Ketiga, negara sebagai pelindung dan pembina. Islam tidak memisahkan urusan moral dan sosial dari tanggung jawab negara. Dalam sistem Islam, negara yang dipimpin oleh Khalifah, wajib menjadi pelindung dan pembina rakyatnya, bukan sekedar penegak hukum setelah tragedi terjadi.

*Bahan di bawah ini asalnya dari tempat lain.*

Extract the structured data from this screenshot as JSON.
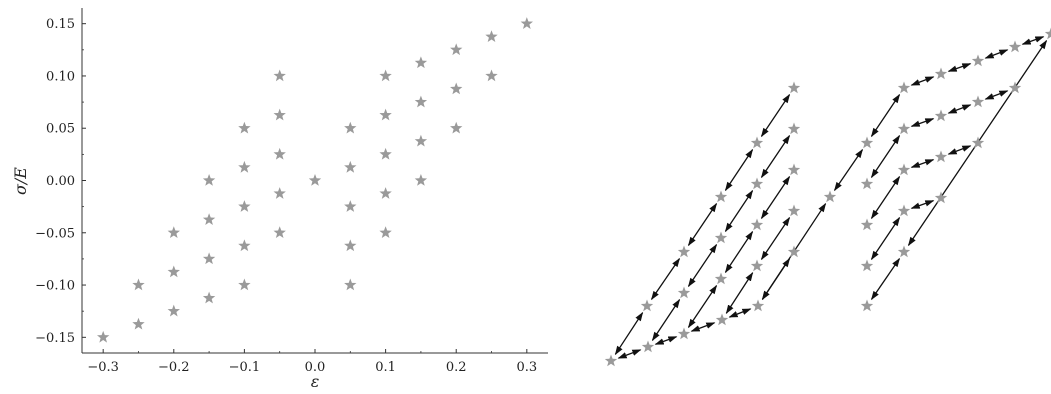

Pada masa kekhilafahan Umar bin Khattab ra., pernah ada rakyat yang
kelaparan, dan beliau merasa takut akan dimintai pertanggung jawaban oleh
Allah. Bahkan beliau berkata, “jika seekor
keledai mati kelaparan di Irak, aku khawatir akan dimintai pertanggung jawaban
oleh Allah atas kelalaianku.”
Inilah bukti bahwa negara dalam Islam berfugnsi preventif bukan hanya
represif. Negara memastikan setiap keluarga mendapatkan hak pendidikan, pekerjaan
dan rasa aman. Dalam setiap rumah tangga akan dipastikan seorang ayah mendapatkan pekerjaan untuk memberi nafkah keluarga, seorang ibu yang menjalankan peran di rumah dengan baik, dan anak-anak yang mendapatkan pendidikan yang berkualitas dari negara.
Negara membangun sistem sosial yang
menjauhkan rakyat dari sumber-sumber kekerasan seperti kemiskinan, miras, judi
dan pornografi yang semuanya ini terbukti menjadi pemicu utama KDRT.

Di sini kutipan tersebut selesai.